Süddeutsche Zeitung

Sterbezeitpunkt:Wann ist ein Mensch tot?

Mehr kulturelle Gepflogenheit als wissenschaftliches Vorgehen: In den USA stellen viele Ärzte schon den Todesschein aus, wenn das Herz nur wenige Minuten stillsteht. In Italien warten Mediziner 20 Minuten, in Deutschland gibt es gar keine einheitlichen Regeln. Wissenschaftlern bereiten diese absurden Unterschiede bei der Todesfeststellung Sorgen.

Von Christina Berndt

Wann ist ein Mensch tot? Wenn sein Herz nicht mehr schlägt? Wenn sein Herz seit fünf Minuten nicht mehr schlägt? Oder sollten Ärzte lieber 20 Minuten warten, bevor sie einen Totenschein ausstellen? In den verschiedenen Ländern des Erdballs werde bei der Todesfeststellung absurd unterschiedlich vorgegangen, monierten Mediziner nun auf der Jahrestagung der Europäischen Gesellschaft für Anästhesiologie, die derzeit in Barcelona stattfindet.

Die Ärzte forderten eine internationale Vereinheitlichung der Standards, wann und wie ein Mensch für tot erklärt werde. Die Kriterien für die Todesfeststellung müssten anhand wissenschaftlicher Fakten verbessert werden und dürften nicht das Ergebnis unterschiedlicher kultureller Herangehensweisen sein, forderten die Mediziner. Es könne nicht richtig sein, dass international so unterschiedliche Kriterien gelten.

Auch müsste durch striktere Richtlinien für die Todesfeststellung verhindert werden, dass Menschen für tot erklärt werden, die es gar nicht sind.

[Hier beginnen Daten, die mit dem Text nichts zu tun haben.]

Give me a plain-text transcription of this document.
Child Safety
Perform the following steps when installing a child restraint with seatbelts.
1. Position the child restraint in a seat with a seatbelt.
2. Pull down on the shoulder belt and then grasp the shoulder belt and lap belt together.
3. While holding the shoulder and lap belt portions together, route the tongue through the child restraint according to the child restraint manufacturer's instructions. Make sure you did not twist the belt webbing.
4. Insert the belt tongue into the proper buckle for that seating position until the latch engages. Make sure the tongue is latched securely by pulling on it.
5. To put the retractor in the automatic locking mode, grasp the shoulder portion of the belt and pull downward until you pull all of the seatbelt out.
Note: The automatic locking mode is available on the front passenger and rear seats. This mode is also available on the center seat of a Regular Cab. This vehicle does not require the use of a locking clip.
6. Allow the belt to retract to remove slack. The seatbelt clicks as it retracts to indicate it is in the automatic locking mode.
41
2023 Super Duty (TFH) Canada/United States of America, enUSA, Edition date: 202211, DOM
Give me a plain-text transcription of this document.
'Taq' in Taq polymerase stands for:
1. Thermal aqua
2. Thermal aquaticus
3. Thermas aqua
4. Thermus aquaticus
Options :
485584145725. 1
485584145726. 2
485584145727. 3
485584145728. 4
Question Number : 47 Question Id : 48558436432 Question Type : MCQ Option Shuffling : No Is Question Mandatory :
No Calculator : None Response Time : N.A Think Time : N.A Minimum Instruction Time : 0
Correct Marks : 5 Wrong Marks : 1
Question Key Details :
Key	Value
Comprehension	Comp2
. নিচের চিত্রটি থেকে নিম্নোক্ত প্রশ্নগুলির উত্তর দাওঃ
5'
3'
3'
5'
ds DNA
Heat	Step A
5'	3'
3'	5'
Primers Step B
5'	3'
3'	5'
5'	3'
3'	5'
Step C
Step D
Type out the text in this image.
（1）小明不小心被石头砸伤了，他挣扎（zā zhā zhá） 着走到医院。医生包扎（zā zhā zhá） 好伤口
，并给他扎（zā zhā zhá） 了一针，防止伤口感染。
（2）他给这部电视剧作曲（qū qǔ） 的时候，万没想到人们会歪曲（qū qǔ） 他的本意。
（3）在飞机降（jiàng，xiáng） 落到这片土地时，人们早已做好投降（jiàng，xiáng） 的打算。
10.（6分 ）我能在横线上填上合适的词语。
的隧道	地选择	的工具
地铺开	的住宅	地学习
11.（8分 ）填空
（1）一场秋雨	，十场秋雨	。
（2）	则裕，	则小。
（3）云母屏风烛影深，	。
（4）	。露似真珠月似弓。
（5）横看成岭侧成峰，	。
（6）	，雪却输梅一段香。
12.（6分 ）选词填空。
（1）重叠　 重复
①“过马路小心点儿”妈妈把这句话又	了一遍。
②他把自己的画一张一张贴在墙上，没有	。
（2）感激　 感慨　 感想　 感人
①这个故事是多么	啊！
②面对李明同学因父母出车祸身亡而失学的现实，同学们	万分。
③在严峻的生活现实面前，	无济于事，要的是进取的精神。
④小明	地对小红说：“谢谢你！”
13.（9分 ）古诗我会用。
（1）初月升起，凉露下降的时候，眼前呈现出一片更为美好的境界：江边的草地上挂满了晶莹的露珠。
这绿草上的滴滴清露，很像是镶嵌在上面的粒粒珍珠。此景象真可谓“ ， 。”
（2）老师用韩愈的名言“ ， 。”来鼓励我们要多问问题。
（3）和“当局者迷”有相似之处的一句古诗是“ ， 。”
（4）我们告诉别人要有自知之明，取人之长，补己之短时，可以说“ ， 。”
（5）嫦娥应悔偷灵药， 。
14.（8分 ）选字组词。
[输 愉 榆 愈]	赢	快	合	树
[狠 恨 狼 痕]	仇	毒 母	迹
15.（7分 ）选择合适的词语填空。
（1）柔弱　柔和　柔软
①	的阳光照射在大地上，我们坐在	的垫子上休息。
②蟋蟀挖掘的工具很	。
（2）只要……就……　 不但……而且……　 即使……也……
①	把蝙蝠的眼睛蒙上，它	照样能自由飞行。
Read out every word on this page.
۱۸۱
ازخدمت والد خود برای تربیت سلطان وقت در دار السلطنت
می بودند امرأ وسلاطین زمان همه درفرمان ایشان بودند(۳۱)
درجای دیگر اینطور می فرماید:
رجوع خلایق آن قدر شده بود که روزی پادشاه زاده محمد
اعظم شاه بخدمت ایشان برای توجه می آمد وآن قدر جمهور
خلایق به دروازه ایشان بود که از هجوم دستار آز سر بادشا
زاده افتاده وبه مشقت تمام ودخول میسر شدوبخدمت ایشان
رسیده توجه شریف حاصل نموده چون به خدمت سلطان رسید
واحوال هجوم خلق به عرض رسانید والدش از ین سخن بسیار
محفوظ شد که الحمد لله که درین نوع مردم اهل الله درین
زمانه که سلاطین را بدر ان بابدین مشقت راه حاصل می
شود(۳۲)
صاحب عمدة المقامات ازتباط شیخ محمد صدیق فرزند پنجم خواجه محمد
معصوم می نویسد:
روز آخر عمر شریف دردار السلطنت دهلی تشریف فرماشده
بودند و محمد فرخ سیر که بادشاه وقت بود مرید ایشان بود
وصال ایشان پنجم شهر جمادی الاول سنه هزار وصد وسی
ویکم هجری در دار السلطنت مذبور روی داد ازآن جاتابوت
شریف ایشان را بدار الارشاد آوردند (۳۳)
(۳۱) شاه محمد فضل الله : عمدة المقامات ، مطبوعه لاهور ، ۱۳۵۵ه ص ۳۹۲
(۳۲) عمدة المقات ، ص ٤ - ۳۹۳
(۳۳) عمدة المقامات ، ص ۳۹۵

Dies komme zwar selten, aber doch immer wieder einmal vor, sagte Alex Manara vom Frenchay Hospital in Bristol. Er hat die Fachliteratur nach solchen furchtbaren Fehleinschätzungen durchforstet und dabei immerhin 30 ausführlich beschriebene Fälle gefunden. Die Zahl der nicht publizierten Fälle dieser Art werde diese Zahl aber vermutlich um ein Vielfaches übersteigen, so Manara.

Gerade moderne Techniken machten zunehmend deutlich, dass die klare Linie zwischen Leben und Tod verwische, stellten die Ärzte fest. Deshalb müssten moderne Techniken stärker einbezogen werden, wenn es um so wichtige Entscheidungen gehe wie die Fortbehandlung eines Menschen.

Die Mediziner führten die Hirnstrommessung oder auch die Positronenemissionstomographie (PET) an, mit deren Hilfe Stoffwechselprozesse im Körper sichtbar gemacht werden können. Auch die Weltgesundheitsorganisation WHO hat das Thema bereits für sich entdeckt. Sie will helfen, eine weltweit gültige Regelung zu erarbeiten; diese soll letztlich auch beinhalten, wie viele Minuten lang Ärzte einen Patienten beobachten müssen, bevor sie ihn für tot erklären.

In der großen Mehrzahl aller Fälle in Krankenhäusern schauen Ärzte bisher nur auf Herz und Lunge eines Patienten und prüfen, ob er ansprechbar ist. Wenn das Herz nicht mehr schlägt, die Lungen nicht mehr atmen und der Patient auch nicht mehr auf Reize von außen reagiert, stellen sie seinen Tod fest.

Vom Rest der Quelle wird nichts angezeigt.